Partiéndose la cara por Ignacio F. Iquino (y por otros)
Hablar de Ignacio Farrés Iquino (Valls, Tarragona, 1910, Barcelona, 1994) es hablar de Cine más allá de sus distintas dimensiones artísticas, industriales o comerciales. Con Iquino, el cine es la vida misma, tal es el grado de entrega absoluta que practicó el cineasta al medio fílmico. Como productor, escritor y director, Iquino trabajó denodadamente, hasta la extenuación, a lo largo de las décadas, impulsando, fabricando, creando una película tras otra con la fe del iluminado. Así lo testimonia Mary Santpere, cuyos comienzos en el cine están ligados a Iquino (aunque su primera relación profesional fue montando una sombrerería, pero eso es otra historia) en su libro de memorias, en su semblanza del cineasta: “No he visto mayor generosidad, más total entrega a un trabajo, a una idea, a un proyecto. Absorbe su personalidad, ante él no queda más remedio que dejarse llevar por la corriente, pues pretender luchar contra ella resulta inútil.” En esta vorágine laboral, así descrita, que era como Iquino entendía el cine, se vio inmerso Fernando Rubio, quien intervino en una buen puñado de títulos debidos al esfuerzo productor del primero, muchos de ellos dirigidos y escritos por el mismo cineasta, verdadero artífice de gran parte de los films que portaban su divisa.

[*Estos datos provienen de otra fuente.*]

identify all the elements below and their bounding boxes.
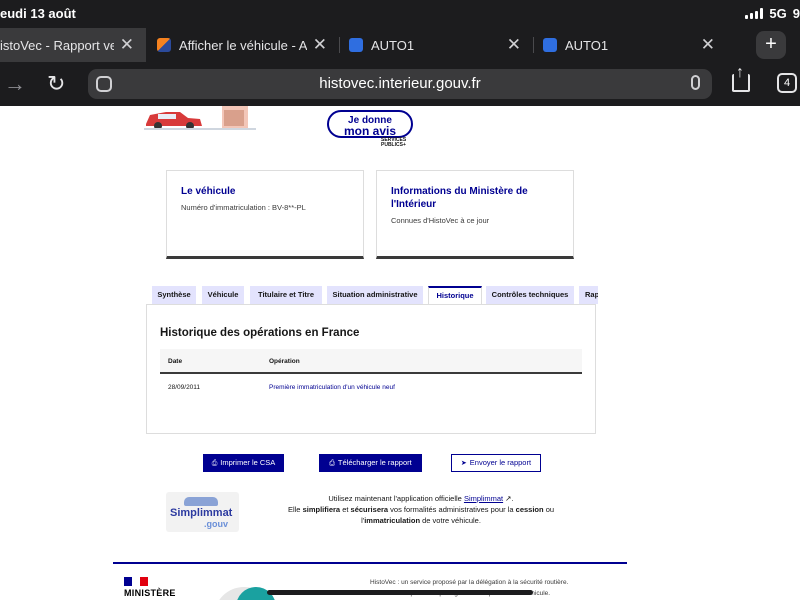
ministere-label: MINISTÈRE [124,588,176,598]
tab-title: Afficher le véhicule - Ad [179,37,307,53]
promo-line3: l'immatriculation de votre véhicule. [361,516,481,525]
ministry-card: Informations du Ministère de l'Intérieur… [376,170,574,259]
close-icon[interactable]: ✕ [313,35,327,55]
send-report-button[interactable]: ➤ Envoyer le rapport [451,454,541,472]
status-indicators: 5G 9 [745,6,800,21]
footer-text: HistoVec : un service proposé par la dél… [370,577,610,599]
column-operation: Opération [269,358,300,365]
print-csa-label: Imprimer le CSA [220,458,276,467]
send-report-label: Envoyer le rapport [469,458,532,467]
partner-logo [214,587,276,600]
table-row: 28/09/2011 Première immatriculation d'un… [160,375,582,399]
tab-synthese[interactable]: Synthèse [152,286,196,304]
tab-divider [339,37,340,53]
web-page: Je donne mon avis SERVICES PUBLICS+ Le vé… [0,106,800,600]
print-csa-button[interactable]: ⎙ Imprimer le CSA [203,454,284,472]
site-favicon-icon [157,38,171,52]
close-icon[interactable]: ✕ [120,35,134,55]
vehicle-card: Le véhicule Numéro d'immatriculation : B… [166,170,364,259]
column-date: Date [168,358,183,365]
new-tab-button[interactable]: + [756,31,786,59]
status-bar: eudi 13 août 5G 9 [0,0,800,28]
tab-controles-techniques[interactable]: Contrôles techniques [486,286,574,304]
send-icon: ➤ [460,460,467,467]
signal-icon [745,8,764,19]
network-label: 5G [769,6,787,21]
simplimmat-logo-suffix: .gouv [204,519,228,529]
home-indicator [267,590,533,595]
auto1-favicon-icon [543,38,557,52]
cars-icon [184,497,218,506]
battery-label: 9 [792,6,800,21]
tab-situation-administrative[interactable]: Situation administrative [327,286,423,304]
url-text: histovec.interieur.gouv.fr [319,75,481,92]
status-date: eudi 13 août [0,6,76,21]
tab-titulaire-titre[interactable]: Titulaire et Titre [250,286,322,304]
table-header: Date Opération [160,349,582,374]
feedback-button[interactable]: Je donne mon avis [327,110,413,138]
browser-tab-auto1-b[interactable]: AUTO1 ✕ [543,28,727,62]
tab-historique[interactable]: Historique [428,286,482,304]
history-heading: Historique des opérations en France [160,327,360,339]
download-report-button[interactable]: ⎙ Télécharger le rapport [319,454,422,472]
simplimmat-logo-word: Simplimmat [170,507,233,519]
simplimmat-logo[interactable]: Simplimmat .gouv [166,492,239,532]
tab-title: istoVec - Rapport vend [0,37,114,53]
tab-rapport[interactable]: Rap [579,286,598,304]
row-date: 28/09/2011 [168,384,201,391]
simplimmat-link[interactable]: Simplimmat [464,494,503,503]
tab-divider [533,37,534,53]
page-settings-icon[interactable] [96,76,112,92]
close-icon[interactable]: ✕ [701,35,715,55]
history-panel: Historique des opérations en France Date… [146,304,596,434]
browser-tab-histovec[interactable]: istoVec - Rapport vend ✕ [0,28,146,62]
share-icon[interactable] [732,64,750,92]
vehicle-card-title: Le véhicule [181,186,236,197]
forward-arrow-icon[interactable]: → [4,73,26,95]
ministry-card-text: Connues d'HistoVec à ce jour [391,216,490,225]
printer-icon: ⎙ [211,460,218,467]
tab-title: AUTO1 [371,37,415,53]
reload-icon[interactable]: ↻ [47,73,65,95]
address-bar[interactable]: histovec.interieur.gouv.fr [88,69,712,99]
auto1-favicon-icon [349,38,363,52]
row-operation: Première immatriculation d'un véhicule n… [269,384,395,391]
report-tabs: Synthèse Véhicule Titulaire et Titre Sit… [152,286,598,304]
download-report-label: Télécharger le rapport [337,458,412,467]
footer-line1: HistoVec : un service proposé par la dél… [370,579,569,586]
feedback-line2: mon avis [343,124,397,138]
ministry-card-title: Informations du Ministère de l'Intérieur [391,186,528,210]
browser-toolbar: → ↻ histovec.interieur.gouv.fr 4 [0,62,800,106]
promo-line2: Elle simplifiera et sécurisera vos forma… [287,505,555,514]
microphone-icon[interactable] [691,75,700,90]
registration-number: Numéro d'immatriculation : BV-8**-PL [181,203,306,212]
tab-overview-button[interactable]: 4 [777,73,797,93]
car-illustration [144,106,256,130]
footer-divider [113,562,627,564]
tab-title: AUTO1 [565,37,609,53]
browser-tab-afficher-vehicule[interactable]: Afficher le véhicule - Ad ✕ [157,28,339,62]
download-icon: ⎙ [329,460,335,467]
tab-vehicule[interactable]: Véhicule [202,286,244,304]
browser-tab-auto1-a[interactable]: AUTO1 ✕ [349,28,533,62]
promo-line1: Utilisez maintenant l'application offici… [328,494,514,503]
simplimmat-promo: Utilisez maintenant l'application offici… [270,493,572,526]
browser-tab-bar: istoVec - Rapport vend ✕ Afficher le véh… [0,28,800,62]
services-publics-logo: SERVICES PUBLICS+ [381,137,407,148]
french-flag-icon [124,577,148,586]
close-icon[interactable]: ✕ [507,35,521,55]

La primera película producida por Iquino en la que interviene Fernando Rubio es una vieja conocida de este weblog, el film dirigido por Miguel Lluch, “Las estrellas” que, rodada en 1960, se estrenó en Madrid el 15 de enero de 1962 en los cines Apolo, Chamberí, Niza, Pez, Río y Sol. Hablamos de ella con motivo de la entrada dedicada a la fugaz actriz y querida amiga de “Lady Filstrup”, Mayra Rey. A lo dicho entonces hemos de añadir que la misión de nuestro protagonista de hoy era la de reventar la desastrosa actuación de la pobre muchacha en una función de artistas amateurs, mofándose de ella, lo que provoca una pelea con Julián Mateos, que se erige en defensor de la dignidad de la joven abucheada. Esta encomienda, la de sostener una pelea con el protagonista, fue una de las tareas más habituales para Fernando Rubio, y ello de manera especial tratándose de producciones Iquino, pues su titular era plenamente consciente de cuánto distrae al público “ver a la gente darse golpes”. Ni que decir tiene que el propio Fernando Rubio, exluchador, era plenamente consciente de esta predilección del respetable por la violencia.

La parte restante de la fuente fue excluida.